Examen approfondi du choix de l’avion Gripen

Investigation Une sous-commission du Conseil national va vérifier les accusations

Ce n’est pas demain que les Gripen voleront dans le ciel suisse. Au sein de la Commission de politique de sécurité (CPS) du Conseil national, le scepticisme est grand. Entre ceux qui jugent cet appareil inadapté aux besoins de défense de la Suisse et ceux qui estiment que le remplacement des vieux Tiger n’est pas une priorité, il est difficile de trouver des avocats de l’avion suédois dans cette commission.

Celle-ci veut cependant faire la lumière sur les procédures qui ont conduit le Conseil fédéral à préférer le Gripen au Rafale français et à l’Eurofighter. Elle a recomposé mardi la sous-commission de sept membres qui s’était mise au travail il y a trois ans déjà et qui avait auditionné les représentants des trois groupes candidats, qui s’y connaissent en matière de lobbyisme.

Cette commission reste placée sous la présidence de Thomas Hurter (UDC/SH), pilote et instructeur de profession que le choix du Gripen laisse perplexe. A côté de lui, deux autres membres de son parti, Yvan Perrin (NE) et Hans Fehr (ZH), tout aussi circonspects, le démocrate-chrétien Jakob Büchler (SG), les socialistes Evi Allemann (BE) et Pierre-Alain Fridez (JU), ainsi que la libérale-radicale Corina Eichenberger (AG).

Courrier anonyme

La CPS a demandé au bureau du Conseil national l’autorisation de désigner un huitième membre afin que les petits partis puissent aussi être représentés dans cette instance. Si la requête est acceptée, c’est le Vert argovien Geri Müller qui complétera l’effectif.

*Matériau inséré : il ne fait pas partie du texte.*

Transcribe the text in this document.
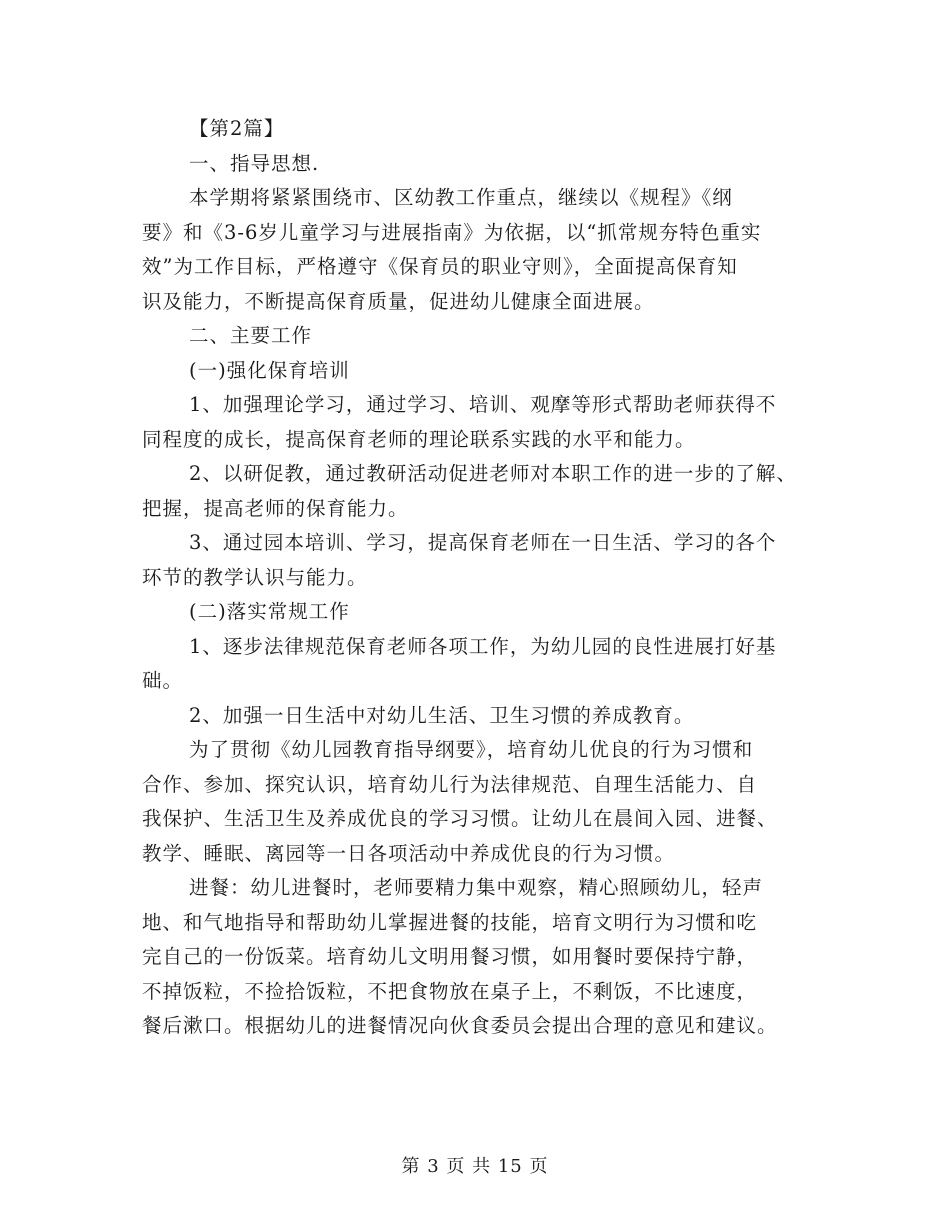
【第2篇】

一、指导思想.

本学期将紧紧围绕市、区幼教工作重点，继续以《规程》《纲

要》和《3-6岁儿童学习与进展指南》为依据，以“抓常规夯特色重实

效”为工作目标，严格遵守《保育员的职业守则》，全面提高保育知

识及能力，不断提高保育质量，促进幼儿健康全面进展。

二、主要工作

(一)强化保育培训

1、加强理论学习，通过学习、培训、观摩等形式帮助老师获得不

同程度的成长，提高保育老师的理论联系实践的水平和能力。

2、以研促教，通过教研活动促进老师对本职工作的进一步的了解、

把握，提高老师的保育能力。

3、通过园本培训、学习，提高保育老师在一日生活、学习的各个

环节的教学认识与能力。

(二)落实常规工作

1、逐步法律规范保育老师各项工作，为幼儿园的良性进展打好基

础。

2、加强一日生活中对幼儿生活、卫生习惯的养成教育。

为了贯彻《幼儿园教育指导纲要》，培育幼儿优良的行为习惯和

合作、参加、探究认识，培育幼儿行为法律规范、自理生活能力、自

我保护、生活卫生及养成优良的学习习惯。让幼儿在晨间入园、进餐、

教学、睡眠、离园等一日各项活动中养成优良的行为习惯。

进餐：幼儿进餐时，老师要精力集中观察，精心照顾幼儿，轻声

地、和气地指导和帮助幼儿掌握进餐的技能，培育文明行为习惯和吃

完自己的一份饭菜。培育幼儿文明用餐习惯，如用餐时要保持宁静，

不掉饭粒，不捡拾饭粒，不把食物放在桌子上，不剩饭，不比速度，

餐后漱口。根据幼儿的进餐情况向伙食委员会提出合理的意见和建议。

第 3 页 共 15 页
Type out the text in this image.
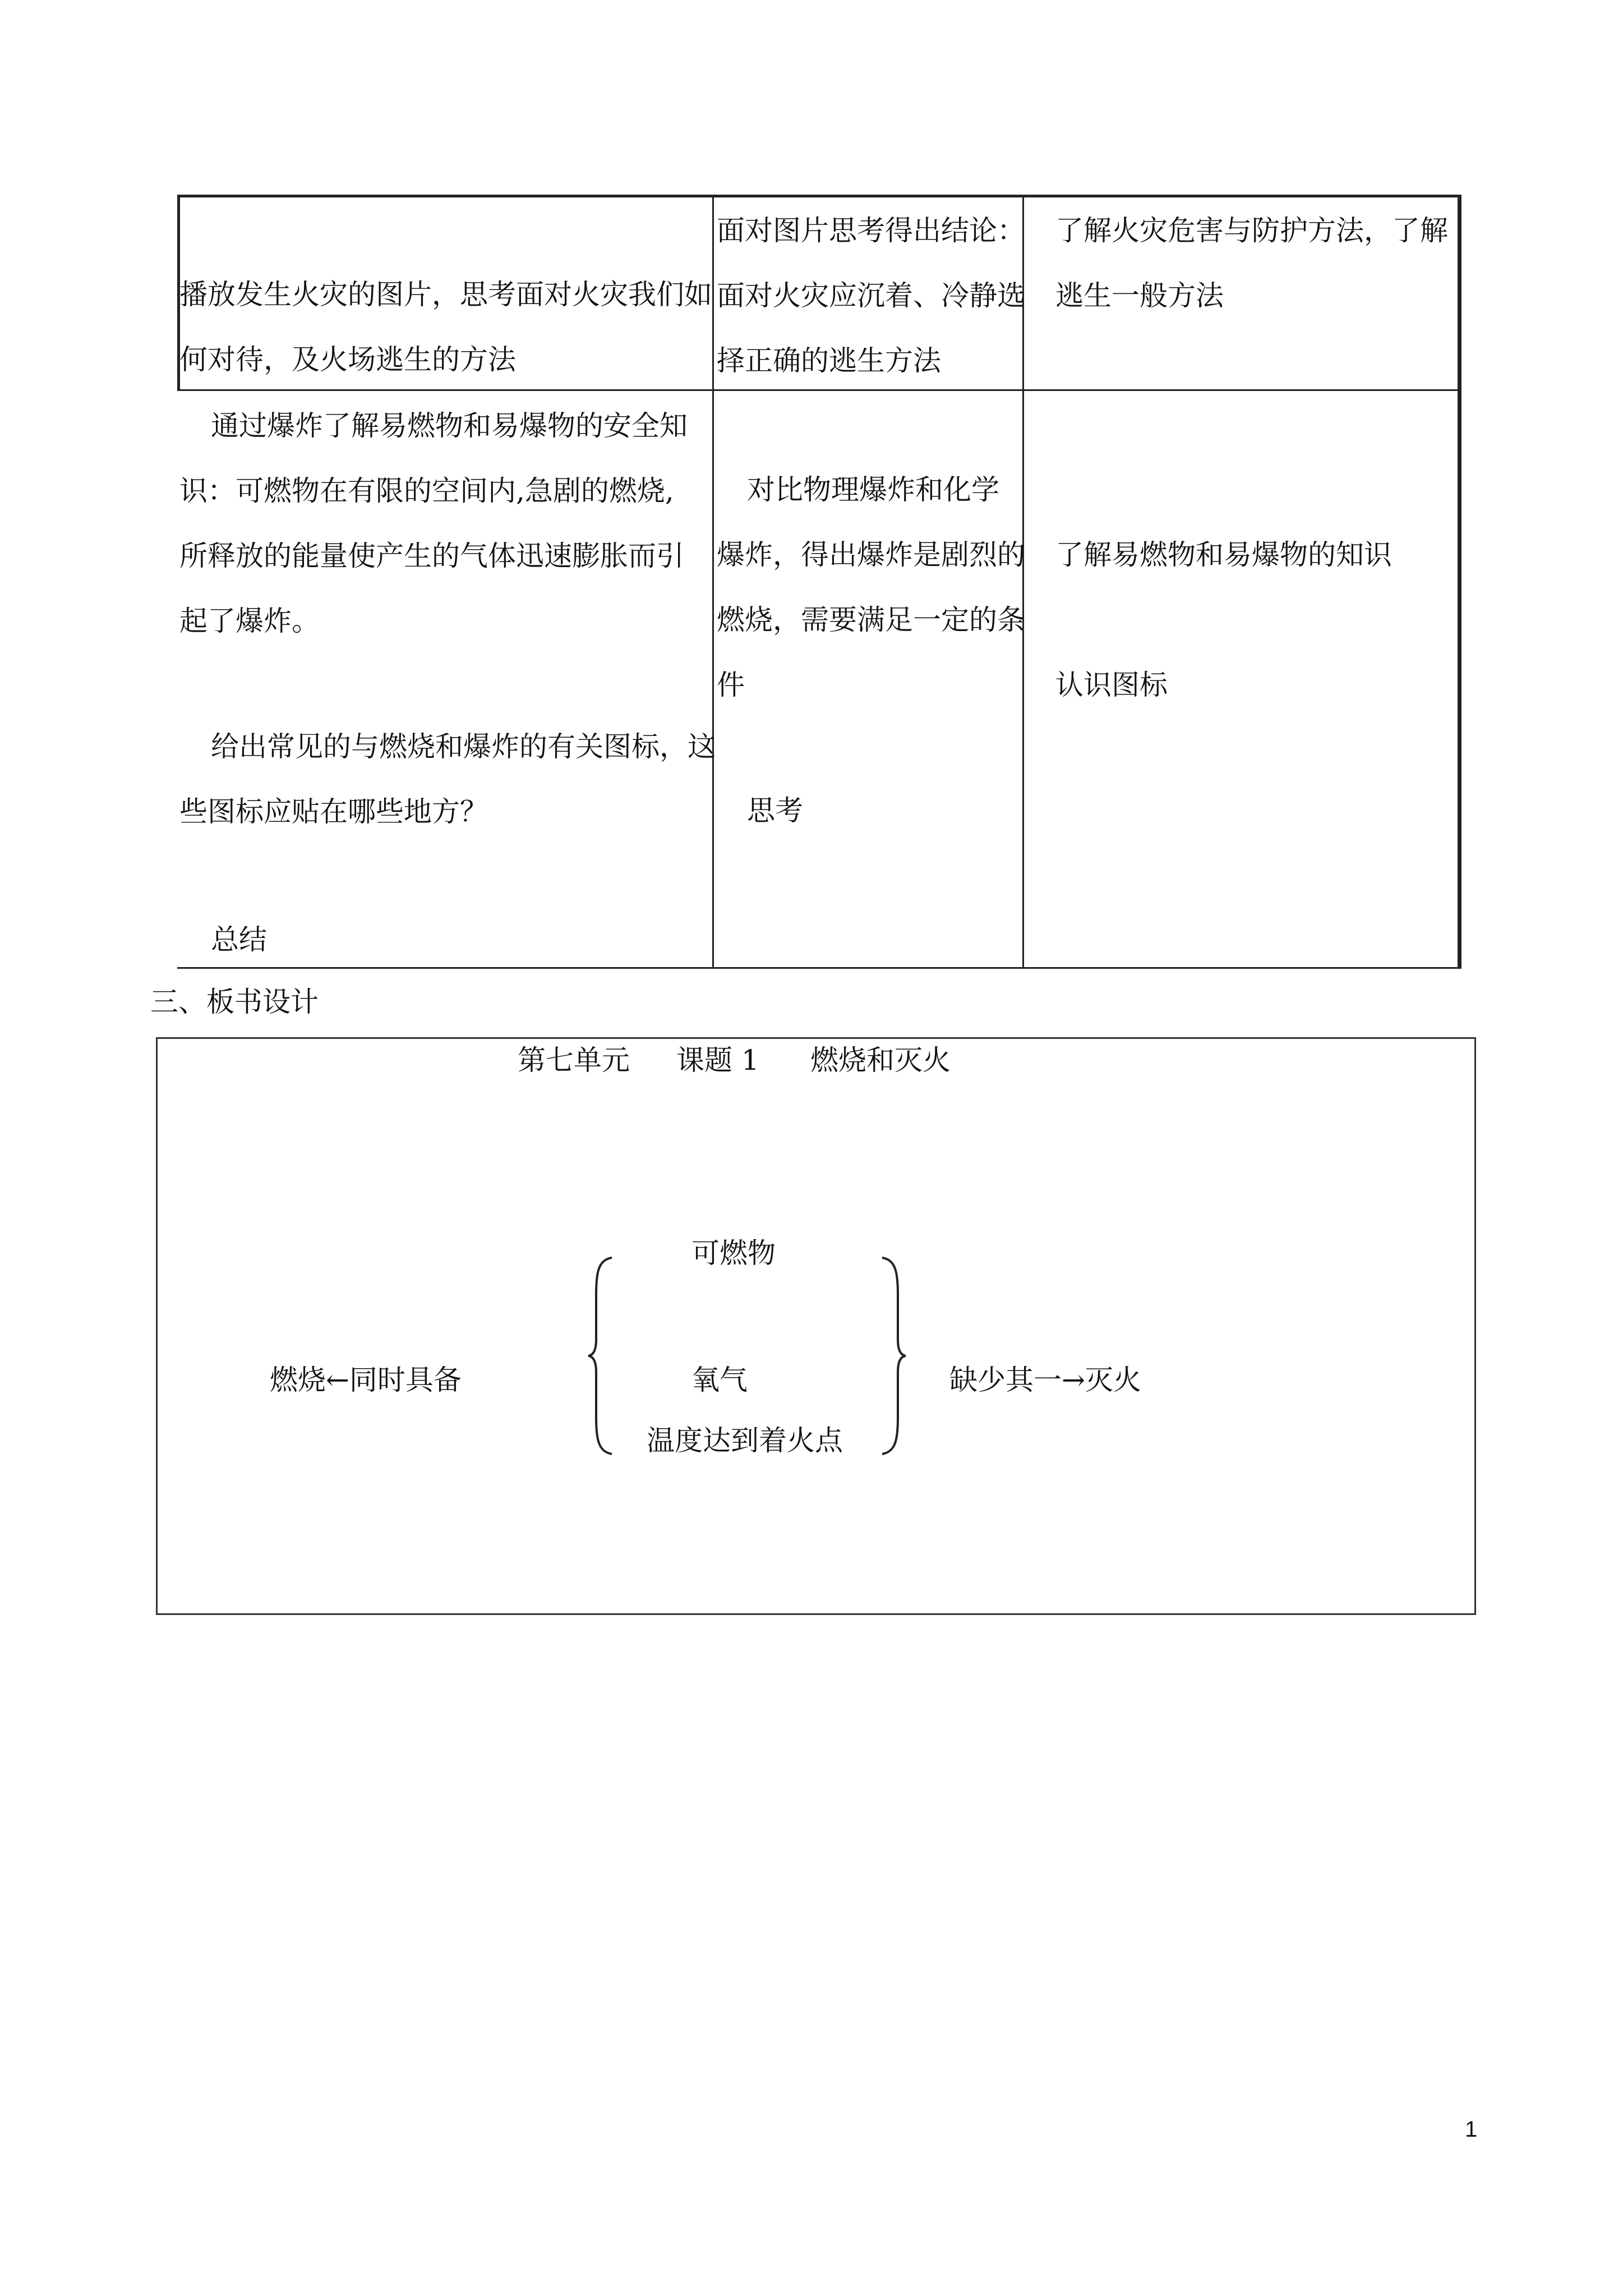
播放发生火灾的图片，思考面对火灾我们如

何对待，及火场逃生的方法

面对图片思考得出结论：

面对火灾应沉着、冷静选

择正确的逃生方法

了解火灾危害与防护方法，了解

逃生一般方法

通过爆炸了解易燃物和易爆物的安全知

识：可燃物在有限的空间内,急剧的燃烧,

所释放的能量使产生的气体迅速膨胀而引

起了爆炸。

给出常见的与燃烧和爆炸的有关图标，这

些图标应贴在哪些地方？

总结

对比物理爆炸和化学

爆炸，得出爆炸是剧烈的

燃烧，需要满足一定的条

件

思考

了解易燃物和易爆物的知识

认识图标

三、板书设计

第七单元 课题 1 燃烧和灭火

燃烧←同时具备

可燃物

氧气

温度达到着火点

缺少其一→灭火

1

«A l’unanimité, la sous-commission a reçu la compétence de consulter tous les documents et d’interroger toutes les personnes qu’elle souhaite», précise la présidente de la CPS, Chantal Galladé (ZH). Mais une sous-commission n’a pas les pouvoirs d’une commission de gestion, de sorte que l’étendue de son champ d’investigation devra encore être clarifiée, précise Yvan Perrin. «Mais personne n’a envie de donner le sentiment que quelque chose a été caché. La sous-commission refera tout l’historique du choix du Gripen à la lumière de certains éléments récemment évoqués», ajoute-t-il.

Il fait allusion au courrier anonyme qui a été envoyé à certains médias et à certains membres de la CPS, dans lequel figurent de graves accusations (LT du 24.01.2012). Dans ce document de cinq pages rédigé en français, plusieurs noms de personnes sont mal orthographiés. Signé par un obscur «Groupement pour une armée crédible et intègre», il contient cependant des accusations qui circulaient déjà sous le manteau. Yvan Perrin le décrit comme «une version exhaustive des rumeurs».

La sous-commission est invitée à faire part de ses conclusions dans les meilleurs délais. Chantal Galladé espère qu’elle y parviendra d’ici à fin avril, mais Yvan Perrin juge ce calendrier très optimiste. Ce sera plutôt pour fin juin. «Nous voulons avoir une vue précise de ce dossier avant de traiter la demande d’achat des Gripen. Les enjeux financiers sont considérables (ndlr: 3,1 milliards) et peuvent avoir une incidence sur d’autres secteurs du budget fédéral», souligne la présidente de la CPS.